HK fund executives want MRF rule changes

Asset managers point to changes they would like to see under the China-Hong Kong mutual recognition scheme to make it a more cost-effective business proposition.
HK fund executives want MRF rule changes

Hong Kong-based asset managers want to see certain rules relaxed under the cross-border mutual recognition of funds (MRF) scheme with China, finds a survey by the Hong Kong Investment Funds Association (HKIFA).

Top of respondents’ wish list is the removal of the requirement that 50% of assets in an MRF fund must be raised overseas. This is seen as a limitation on fund-raising in China, which means the MRF business would not be cost-effective, at least in the short term. Twenty-six percent of respondents cited this as a key issue to be addressed.

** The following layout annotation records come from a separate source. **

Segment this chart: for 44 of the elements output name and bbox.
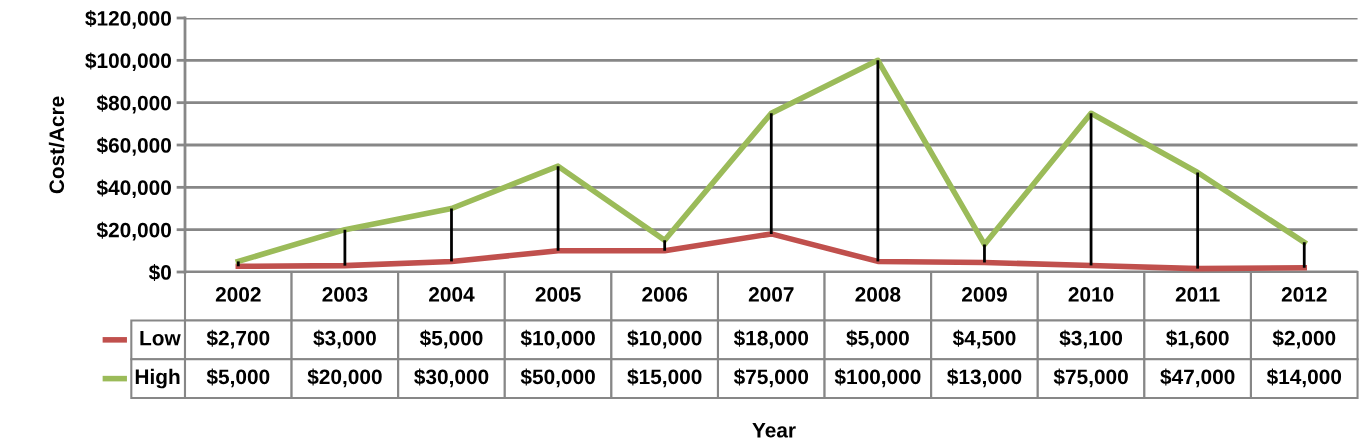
data-label: $100,000 xyxy=(834,368,921,388)
text: Year xyxy=(752,423,796,438)
data-label: $13,000 xyxy=(947,368,1022,388)
legend-label: High xyxy=(135,368,180,389)
data-label: $2,000 xyxy=(1272,329,1336,349)
x-tick-label: 2011 xyxy=(1175,287,1220,302)
y-tick-label: $20,000 xyxy=(96,221,171,241)
data-label: $15,000 xyxy=(627,368,702,388)
y-tick-label: $80,000 xyxy=(96,94,171,114)
data-label: $18,000 xyxy=(733,329,809,349)
x-tick-label: 2007 xyxy=(748,287,794,302)
x-tick-label: 2009 xyxy=(962,287,1007,302)
data-label: $20,000 xyxy=(307,368,382,388)
x-tick-label: 2003 xyxy=(322,287,368,302)
x-tick-label: 2012 xyxy=(1281,287,1327,302)
data-label: $5,000 xyxy=(419,329,483,349)
data-label: $75,000 xyxy=(1053,368,1128,388)
data-label: $3,100 xyxy=(1059,329,1123,349)
y-tick-label: $120,000 xyxy=(85,10,171,29)
data-label: $75,000 xyxy=(733,368,809,388)
data-label: $10,000 xyxy=(627,329,702,349)
data-label: $5,000 xyxy=(846,329,909,349)
data-label: $1,600 xyxy=(1166,329,1229,349)
y-tick-label: $100,000 xyxy=(85,52,171,72)
data-label: $5,000 xyxy=(206,368,270,388)
data-label: $4,500 xyxy=(952,329,1016,349)
y-axis-title: Cost/Acre xyxy=(48,96,65,194)
x-tick-label: 2008 xyxy=(855,287,901,302)
data-label: $3,000 xyxy=(313,329,376,349)
data-label: $50,000 xyxy=(520,368,595,388)
x-tick-label: 2006 xyxy=(642,287,688,302)
x-tick-label: 2004 xyxy=(429,287,475,302)
data-label: $30,000 xyxy=(414,368,489,388)
x-tick-label: 2002 xyxy=(215,287,261,302)
x-tick-label: 2010 xyxy=(1068,287,1114,302)
data-label: $47,000 xyxy=(1160,368,1235,388)
x-tick-label: 2005 xyxy=(535,287,581,302)
y-tick-label: $0 xyxy=(148,264,171,282)
data-label: $10,000 xyxy=(520,329,595,349)
data-label: $2,700 xyxy=(206,329,270,349)
data-label: $14,000 xyxy=(1266,368,1342,388)
y-tick-label: $40,000 xyxy=(96,179,171,199)
legend-label: Low xyxy=(140,330,181,346)
y-tick-label: $60,000 xyxy=(96,137,171,156)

In addition, almost a quarter (23%) of managers said non-Hong Kong domiciled funds should be allowed under the MRF scheme and the same proportion feel they should be permitted to delegate the investment management function overseas. Meanwhile, 14% wanted to see the removal of the requirement to have a one-year track record for MRF products.

The requirement to have portfolio management and operational functions in Hong Kong poses significant challenges and cost, said Terry Pan, chairman of HKIFA. Fund houses have different centres of excellence for each asset class, he noted, and it is generally more effective to have the investment managers be located close to their relevant markets.

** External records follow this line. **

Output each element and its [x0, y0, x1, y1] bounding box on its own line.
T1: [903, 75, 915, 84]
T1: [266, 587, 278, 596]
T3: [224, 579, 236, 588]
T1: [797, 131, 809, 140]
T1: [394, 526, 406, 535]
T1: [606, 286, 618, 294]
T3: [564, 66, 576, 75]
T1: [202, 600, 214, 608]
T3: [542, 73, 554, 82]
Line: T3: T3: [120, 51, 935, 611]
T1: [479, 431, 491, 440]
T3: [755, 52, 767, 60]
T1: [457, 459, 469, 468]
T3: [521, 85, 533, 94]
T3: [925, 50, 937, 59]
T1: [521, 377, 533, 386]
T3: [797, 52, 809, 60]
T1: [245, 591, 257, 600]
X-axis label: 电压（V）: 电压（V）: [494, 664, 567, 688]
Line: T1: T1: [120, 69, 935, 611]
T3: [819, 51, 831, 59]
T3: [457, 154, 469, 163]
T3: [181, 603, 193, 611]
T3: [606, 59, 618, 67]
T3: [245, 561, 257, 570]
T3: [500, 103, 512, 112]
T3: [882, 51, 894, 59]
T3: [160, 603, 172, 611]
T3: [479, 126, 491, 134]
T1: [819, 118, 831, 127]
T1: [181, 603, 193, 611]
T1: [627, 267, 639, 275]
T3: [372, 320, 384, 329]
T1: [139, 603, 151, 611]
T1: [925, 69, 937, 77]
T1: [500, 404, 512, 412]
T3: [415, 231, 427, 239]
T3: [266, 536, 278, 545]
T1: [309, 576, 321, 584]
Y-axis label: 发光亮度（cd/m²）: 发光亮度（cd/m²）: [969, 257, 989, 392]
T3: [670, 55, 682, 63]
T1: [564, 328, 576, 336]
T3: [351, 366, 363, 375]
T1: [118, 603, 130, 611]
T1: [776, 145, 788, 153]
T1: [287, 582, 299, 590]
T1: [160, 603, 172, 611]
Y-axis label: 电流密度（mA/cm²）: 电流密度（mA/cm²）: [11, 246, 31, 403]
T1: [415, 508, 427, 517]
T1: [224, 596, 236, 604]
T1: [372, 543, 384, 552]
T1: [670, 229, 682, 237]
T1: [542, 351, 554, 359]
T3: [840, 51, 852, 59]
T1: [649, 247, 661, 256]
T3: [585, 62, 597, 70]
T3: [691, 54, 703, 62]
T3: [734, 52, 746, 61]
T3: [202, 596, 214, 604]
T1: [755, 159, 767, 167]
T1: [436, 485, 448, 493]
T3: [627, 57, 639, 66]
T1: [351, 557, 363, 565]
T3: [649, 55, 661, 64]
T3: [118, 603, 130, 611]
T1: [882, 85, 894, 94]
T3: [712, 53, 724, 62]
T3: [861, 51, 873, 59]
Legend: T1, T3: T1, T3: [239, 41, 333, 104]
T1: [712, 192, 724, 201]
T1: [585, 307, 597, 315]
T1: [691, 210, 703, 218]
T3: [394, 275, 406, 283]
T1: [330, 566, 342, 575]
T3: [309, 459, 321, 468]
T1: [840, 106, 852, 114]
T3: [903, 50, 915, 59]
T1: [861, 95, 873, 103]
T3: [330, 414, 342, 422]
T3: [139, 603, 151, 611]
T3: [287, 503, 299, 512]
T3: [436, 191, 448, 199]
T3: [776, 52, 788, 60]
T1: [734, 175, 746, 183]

“Now that the system is running smoothly, it is an opportune time to start reviewing the framework and study whether certain enhancements can be introduced,” said Pan. He added that the association wanted to work closely with regulators on revisions to the rules and on rollout plans.

On the subject of business plans, 37% of respondents had already filed or planned to offer MRF funds, while 9% were set to establish a Hong Kong platform or re-domicile their funds in the city to participate in the scheme. Twenty-six percent of the respondents said they did not plan to participate in the scheme.

With regard to fund structures, 46% of respondents said they may use an open-ended fund company (OFC) structure when it becomes available, while 37% said they would not. The proposal to set up an OFC framework is under legislative process.

An OFC is an open-ended collective investment scheme structured in corporate form with limited liability and variable share capital. While open-ended funds in unit trust form are widely used, the corporate structure is more popular internationally.

HKIFA has welcomed the use of OFC vehicles, but said the use of this structure would depend on factors such as its cost relative to unit trusts, approval times and complexity of the approval process.

Singapore is also reviewing a move towards an open-ended fund company structure regime, as reported.

This survey focused on the northbound leg of the MRF scheme (Hong Kong funds sold into China). HKIFA will also conduct a poll on the southbound leg (Chinese funds sold into Hong Kong).